Историческая проза / Современная русская и зарубежная проза
Адмирал Колчак. «Преступление и наказание» Верховного правителя России
Адмирал Колчак. «Преступление и наказание» Верховного правителя России

Споры об адмирале Колчаке не утихают вот уже почти столетие – одни утверждают, что он был выдающимся флотоводцем, ученым-океанографом и полярным исследователем, другие столь же упорно называют его предателем, завербованным британской разведкой и проводившим «белый террор» против мирного гражданского населения.В этой книге известный историк Белого движения, доктор исторических наук, профессор МГПУ, развенчивает как устоявшиеся мифы, домыслы, так и откровенные фальсификации о Верховном правителе Российского государства, отвечая на самые сложные и спорные вопросы.

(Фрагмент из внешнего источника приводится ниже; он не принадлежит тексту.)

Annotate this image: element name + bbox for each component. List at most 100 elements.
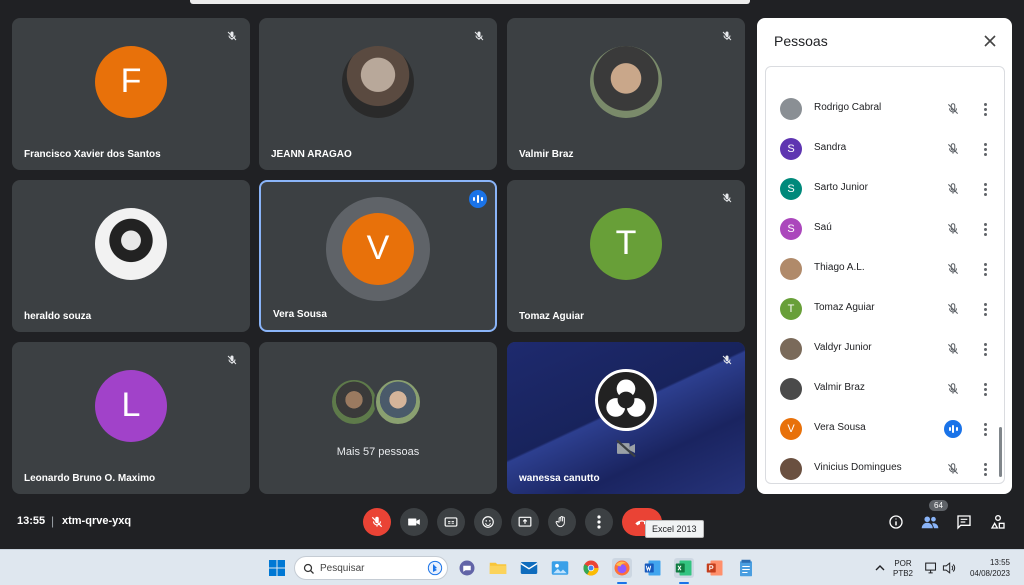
participant-name: Tomaz Aguiar	[519, 311, 585, 322]
mic-off-icon[interactable]	[944, 260, 962, 278]
more-options-icon[interactable]	[978, 340, 992, 358]
participant-name: Vinicius Domingues	[814, 462, 902, 473]
participant-tile-tomaz[interactable]: T Tomaz Aguiar	[507, 180, 745, 332]
mic-off-icon[interactable]	[944, 140, 962, 158]
participant-tile-jeann[interactable]: JEANN ARAGAO	[259, 18, 497, 170]
language-indicator[interactable]: POR PTB2	[893, 559, 913, 579]
list-item[interactable]: Valmir Braz	[766, 369, 1004, 409]
participant-tile-wanessa[interactable]: wanessa canutto	[507, 342, 745, 494]
mail-icon[interactable]	[519, 558, 539, 578]
list-item[interactable]: Thiago A.L.	[766, 249, 1004, 289]
firefox-icon[interactable]	[612, 558, 632, 578]
window-top-strip	[0, 0, 1024, 6]
participant-name: Valmir Braz	[814, 382, 865, 393]
file-explorer-icon[interactable]	[488, 558, 508, 578]
more-options-icon[interactable]	[978, 180, 992, 198]
people-panel: Pessoas Rodrigo Cabral S Sandra S Sarto …	[757, 18, 1012, 494]
participant-list: Rodrigo Cabral S Sandra S Sarto Junior S…	[765, 66, 1005, 484]
list-item[interactable]: S Sarto Junior	[766, 169, 1004, 209]
address-bar-edge	[190, 0, 750, 4]
more-options-button[interactable]	[585, 508, 613, 536]
close-icon[interactable]	[980, 31, 1000, 51]
more-options-icon[interactable]	[978, 300, 992, 318]
reactions-button[interactable]	[474, 508, 502, 536]
meeting-info-icon[interactable]	[886, 512, 906, 532]
bing-icon	[427, 560, 443, 576]
list-item[interactable]: S Saú	[766, 209, 1004, 249]
present-screen-button[interactable]	[511, 508, 539, 536]
mic-off-icon[interactable]	[944, 380, 962, 398]
keyboard-layout: PTB2	[893, 569, 914, 578]
mic-off-icon[interactable]	[944, 180, 962, 198]
list-item[interactable]: T Tomaz Aguiar	[766, 289, 1004, 329]
mic-off-icon[interactable]	[944, 220, 962, 238]
list-item[interactable]: S Sandra	[766, 129, 1004, 169]
participant-tile-valmir[interactable]: Valmir Braz	[507, 18, 745, 170]
avatar: L	[95, 369, 167, 442]
participant-tile-francisco[interactable]: F Francisco Xavier dos Santos	[12, 18, 250, 170]
excel-icon[interactable]	[674, 558, 694, 578]
avatar	[590, 45, 662, 118]
powerpoint-icon[interactable]	[705, 558, 725, 578]
participant-name: Tomaz Aguiar	[814, 302, 875, 313]
raise-hand-button[interactable]	[548, 508, 576, 536]
mic-off-icon[interactable]	[944, 460, 962, 478]
list-item[interactable]: V Vera Sousa	[766, 409, 1004, 449]
notepad-icon[interactable]	[736, 558, 756, 578]
people-count-badge: 64	[929, 500, 948, 511]
participant-tile-heraldo[interactable]: heraldo souza	[12, 180, 250, 332]
avatar	[780, 258, 802, 280]
mic-off-icon	[222, 26, 242, 46]
avatar: T	[780, 298, 802, 320]
more-options-icon[interactable]	[978, 460, 992, 478]
language-code: POR	[894, 559, 912, 568]
chrome-icon[interactable]	[581, 558, 601, 578]
avatar: S	[780, 178, 802, 200]
volume-icon[interactable]	[939, 558, 959, 578]
mic-off-icon	[717, 188, 737, 208]
mic-toggle-button[interactable]	[363, 508, 391, 536]
search-icon	[303, 562, 315, 580]
captions-button[interactable]	[437, 508, 465, 536]
activities-icon[interactable]	[988, 512, 1008, 532]
active-app-indicator	[679, 582, 689, 584]
participant-tile-vera-active-speaker[interactable]: V Vera Sousa	[259, 180, 497, 332]
active-app-indicator	[617, 582, 627, 584]
camera-toggle-button[interactable]	[400, 508, 428, 536]
avatar: F	[95, 45, 167, 118]
more-options-icon[interactable]	[978, 220, 992, 238]
participant-name: Rodrigo Cabral	[814, 102, 882, 113]
more-options-icon[interactable]	[978, 140, 992, 158]
list-item[interactable]: Rodrigo Cabral	[766, 89, 1004, 129]
mic-off-icon	[469, 26, 489, 46]
participant-name: wanessa canutto	[519, 473, 600, 484]
avatar: V	[342, 212, 414, 285]
participant-tile-more-people[interactable]: Mais 57 pessoas	[259, 342, 497, 494]
more-options-icon[interactable]	[978, 100, 992, 118]
scrollbar[interactable]	[999, 427, 1002, 477]
photos-app-icon[interactable]	[550, 558, 570, 578]
list-item[interactable]: Valdyr Junior	[766, 329, 1004, 369]
participant-name: Sandra	[814, 142, 847, 153]
people-icon[interactable]	[920, 512, 940, 532]
list-item[interactable]: Vinicius Domingues	[766, 449, 1004, 483]
mic-off-icon[interactable]	[944, 340, 962, 358]
chat-app-icon[interactable]	[457, 558, 477, 578]
more-options-icon[interactable]	[978, 260, 992, 278]
mic-off-icon[interactable]	[944, 300, 962, 318]
chevron-up-icon[interactable]	[870, 558, 890, 578]
participant-name: Saú	[814, 222, 832, 233]
taskbar-clock[interactable]: 13:55 04/08/2023	[964, 557, 1010, 579]
participant-name: JEANN ARAGAO	[271, 149, 352, 160]
more-options-icon[interactable]	[978, 420, 992, 438]
word-icon[interactable]	[643, 558, 663, 578]
chat-icon[interactable]	[954, 512, 974, 532]
camera-off-icon	[615, 440, 637, 463]
participant-name: heraldo souza	[24, 311, 92, 322]
windows-start-icon[interactable]	[267, 558, 287, 578]
grouped-avatars	[330, 377, 426, 428]
taskbar-search-input[interactable]: Pesquisar	[294, 556, 448, 580]
more-options-icon[interactable]	[978, 380, 992, 398]
participant-tile-leonardo[interactable]: L Leonardo Bruno O. Maximo	[12, 342, 250, 494]
mic-off-icon[interactable]	[944, 100, 962, 118]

Как произошел переворот 18 ноября 1918 года в Омске, после которого военный и морской министр Колчак стал не только Верховным главнокомандующим Русской армией, но и Верховным правителем? Обладало ли его правительство легальным статусом государственной власти? Какова была репрессивная политика колчаковских властей и как подавлялись восстания против Колчака? Как определялось «военное положение» в условиях Гражданской войны? Как следует классифицировать «преступления против мира и человечности» и «военные преступления» при оценке действий Белого движения? Наконец, имел ли право Иркутский ревком без суда расстрелять Колчака и есть ли основания для посмертной реабилитации Адмирала?